Microrrelatos

El Charco

Emilia García Castillo1 min de lectura

Al día siguiente el teléfono comenzó a gotear. No lo percibí de inmediato. Un pequeño charquito a los pies de la mesita no es nada, ha podido caer el agua por algún descuido, algún vaso demasiado colmado…Se seca y basta. Pero cuando pasan los días y encuentras el suelo mojado, en cantidad cada vez más considerable, comienzas a preocuparte.

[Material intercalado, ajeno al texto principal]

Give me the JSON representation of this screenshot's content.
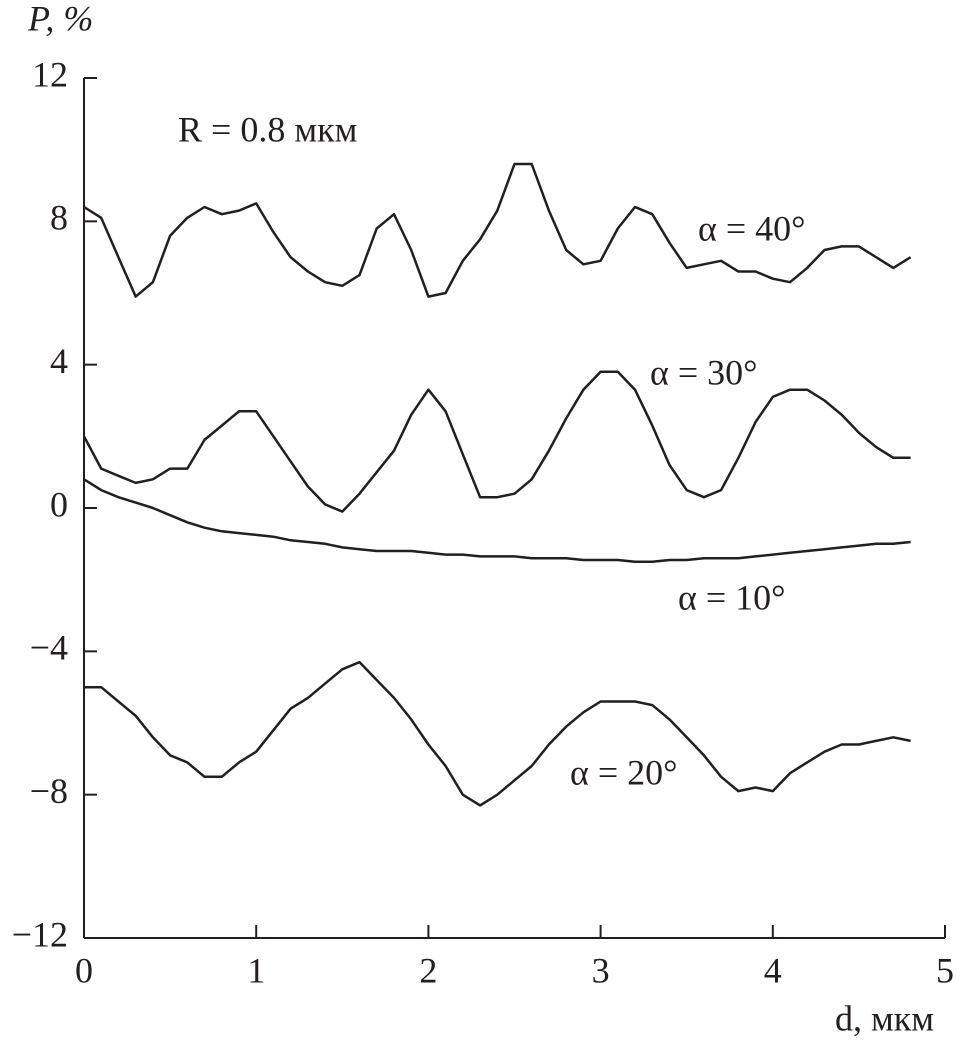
{
  "chart_data": {
    "type": "line",
    "y_label": "P, %",
    "x_label": "d, мкм",
    "annotations": [
      {
        "text": "R = 0.8 мкм"
      }
    ],
    "x": [
      0,
      0.1,
      0.2,
      0.3,
      0.4,
      0.5,
      0.6,
      0.7,
      0.8,
      0.9,
      1.0,
      1.1,
      1.2,
      1.3,
      1.4,
      1.5,
      1.6,
      1.7,
      1.8,
      1.9,
      2.0,
      2.1,
      2.2,
      2.3,
      2.4,
      2.5,
      2.6,
      2.7,
      2.8,
      2.9,
      3.0,
      3.1,
      3.2,
      3.3,
      3.4,
      3.5,
      3.6,
      3.7,
      3.8,
      3.9,
      4.0,
      4.1,
      4.2,
      4.3,
      4.4,
      4.5,
      4.6,
      4.7,
      4.8
    ],
    "series": [
      {
        "name": "α = 40°",
        "color": "#231f20",
        "values": [
          8.4,
          8.1,
          7.0,
          5.9,
          6.3,
          7.6,
          8.1,
          8.4,
          8.2,
          8.3,
          8.5,
          7.7,
          7.0,
          6.6,
          6.3,
          6.2,
          6.5,
          7.8,
          8.2,
          7.2,
          5.9,
          6.0,
          6.9,
          7.5,
          8.3,
          9.6,
          9.6,
          8.3,
          7.2,
          6.8,
          6.9,
          7.8,
          8.4,
          8.2,
          7.4,
          6.7,
          6.8,
          6.9,
          6.6,
          6.6,
          6.4,
          6.3,
          6.7,
          7.2,
          7.3,
          7.3,
          7.0,
          6.7,
          7.0
        ]
      },
      {
        "name": "α = 30°",
        "color": "#231f20",
        "values": [
          2.0,
          1.1,
          0.9,
          0.7,
          0.8,
          1.1,
          1.1,
          1.9,
          2.3,
          2.7,
          2.7,
          2.0,
          1.3,
          0.6,
          0.1,
          -0.1,
          0.4,
          1.0,
          1.6,
          2.6,
          3.3,
          2.7,
          1.5,
          0.3,
          0.3,
          0.4,
          0.8,
          1.6,
          2.5,
          3.3,
          3.8,
          3.8,
          3.3,
          2.3,
          1.2,
          0.5,
          0.3,
          0.5,
          1.4,
          2.4,
          3.1,
          3.3,
          3.3,
          3.0,
          2.6,
          2.1,
          1.7,
          1.4,
          1.4
        ]
      },
      {
        "name": "α = 10°",
        "color": "#231f20",
        "values": [
          0.8,
          0.5,
          0.3,
          0.15,
          0.0,
          -0.2,
          -0.4,
          -0.55,
          -0.65,
          -0.7,
          -0.75,
          -0.8,
          -0.9,
          -0.95,
          -1.0,
          -1.1,
          -1.15,
          -1.2,
          -1.2,
          -1.2,
          -1.25,
          -1.3,
          -1.3,
          -1.35,
          -1.35,
          -1.35,
          -1.4,
          -1.4,
          -1.4,
          -1.45,
          -1.45,
          -1.45,
          -1.5,
          -1.5,
          -1.45,
          -1.45,
          -1.4,
          -1.4,
          -1.4,
          -1.35,
          -1.3,
          -1.25,
          -1.2,
          -1.15,
          -1.1,
          -1.05,
          -1.0,
          -1.0,
          -0.95
        ]
      },
      {
        "name": "α = 20°",
        "color": "#231f20",
        "values": [
          -5.0,
          -5.0,
          -5.4,
          -5.8,
          -6.4,
          -6.9,
          -7.1,
          -7.5,
          -7.5,
          -7.1,
          -6.8,
          -6.2,
          -5.6,
          -5.3,
          -4.9,
          -4.5,
          -4.3,
          -4.8,
          -5.3,
          -5.9,
          -6.6,
          -7.2,
          -8.0,
          -8.3,
          -8.0,
          -7.6,
          -7.2,
          -6.6,
          -6.1,
          -5.7,
          -5.4,
          -5.4,
          -5.4,
          -5.5,
          -5.9,
          -6.4,
          -6.9,
          -7.5,
          -7.9,
          -7.8,
          -7.9,
          -7.4,
          -7.1,
          -6.8,
          -6.6,
          -6.6,
          -6.5,
          -6.4,
          -6.5
        ]
      }
    ],
    "xlim": [
      0,
      5
    ],
    "xticks": [
      0,
      1,
      2,
      3,
      4,
      5
    ],
    "ylim": [
      -12,
      12
    ],
    "yticks": [
      {
        "value": -12,
        "label": "−12"
      },
      {
        "value": -8,
        "label": "−8"
      },
      {
        "value": -4,
        "label": "−4"
      },
      0,
      4,
      8,
      12
    ],
    "grid": false
  }
}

A la semana el charco ocupaba toda la habitación. Bien que busqué por todas partes si alguna tubería en mal estado era la causante, búsqueda por otro lado ilógica porque la instalación, acometida y circuitos de la red de fontanería no abarcaba aquella salita. Pero… ante lo increíble y raro también solemos comportarnos de manera absurda.

La mañana en la que el agua superaba varios centímetros, y mi deambular por casa era todo un chapoteo, entré en pánico. Pasé horas de la sala al baño, achicando y secando hasta que no quedó una gota.

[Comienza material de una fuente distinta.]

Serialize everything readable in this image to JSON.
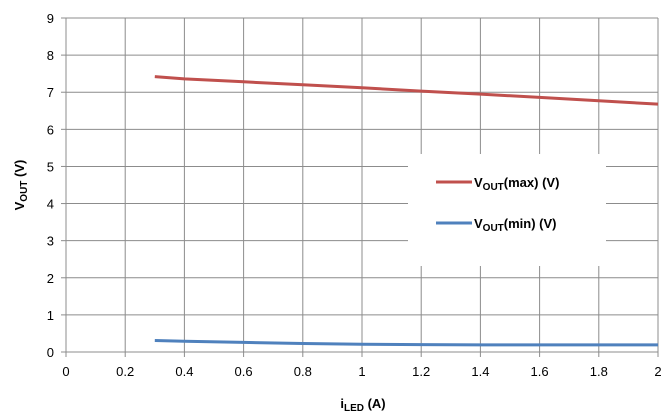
{
  "chart_data": {
    "type": "line",
    "xlabel": {
      "main": "i",
      "sub": "LED",
      "rest": " (A)"
    },
    "ylabel": {
      "main": "V",
      "sub": "OUT",
      "rest": " (V)"
    },
    "xlim": [
      0,
      2
    ],
    "ylim": [
      0,
      9
    ],
    "x_ticks": [
      "0",
      "0.2",
      "0.4",
      "0.6",
      "0.8",
      "1",
      "1.2",
      "1.4",
      "1.6",
      "1.8",
      "2"
    ],
    "y_ticks": [
      "0",
      "1",
      "2",
      "3",
      "4",
      "5",
      "6",
      "7",
      "8",
      "9"
    ],
    "grid": true,
    "legend_position": "right",
    "series": [
      {
        "name": "V_OUT(max) (V)",
        "legend": {
          "main": "V",
          "sub": "OUT",
          "rest": "(max) (V)"
        },
        "color": "#C0504D",
        "x": [
          0.3,
          0.4,
          0.6,
          0.8,
          1.0,
          1.2,
          1.4,
          1.6,
          1.8,
          2.0
        ],
        "y": [
          7.42,
          7.36,
          7.28,
          7.2,
          7.12,
          7.03,
          6.95,
          6.86,
          6.77,
          6.68
        ]
      },
      {
        "name": "V_OUT(min) (V)",
        "legend": {
          "main": "V",
          "sub": "OUT",
          "rest": "(min) (V)"
        },
        "color": "#4F81BD",
        "x": [
          0.3,
          0.4,
          0.6,
          0.8,
          1.0,
          1.2,
          1.4,
          1.6,
          1.8,
          2.0
        ],
        "y": [
          0.31,
          0.29,
          0.26,
          0.23,
          0.21,
          0.2,
          0.19,
          0.19,
          0.19,
          0.19
        ]
      }
    ]
  }
}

Cansada miré el calendario. Hacía un mes que te habías ido y yo aún llevaba la ropa con la que te despedí. Un mes sin ti. Toda una vida. Así estaba, echándote de menos cuando me fijé en el brillo anormal del teléfono, un brillo húmedo. Al descolgarlo vi el hilillo de agua que surgía del auricular, un leve murmullo llegó a mis oídos. Eras tú llamándome entre burbujeos. Eras tú diciéndome: — Ahora estaremos juntos para siempre, será un verano eterno, en nuestra cala favorita—

Me encontraron con los pulmones encharcados en agua de mar.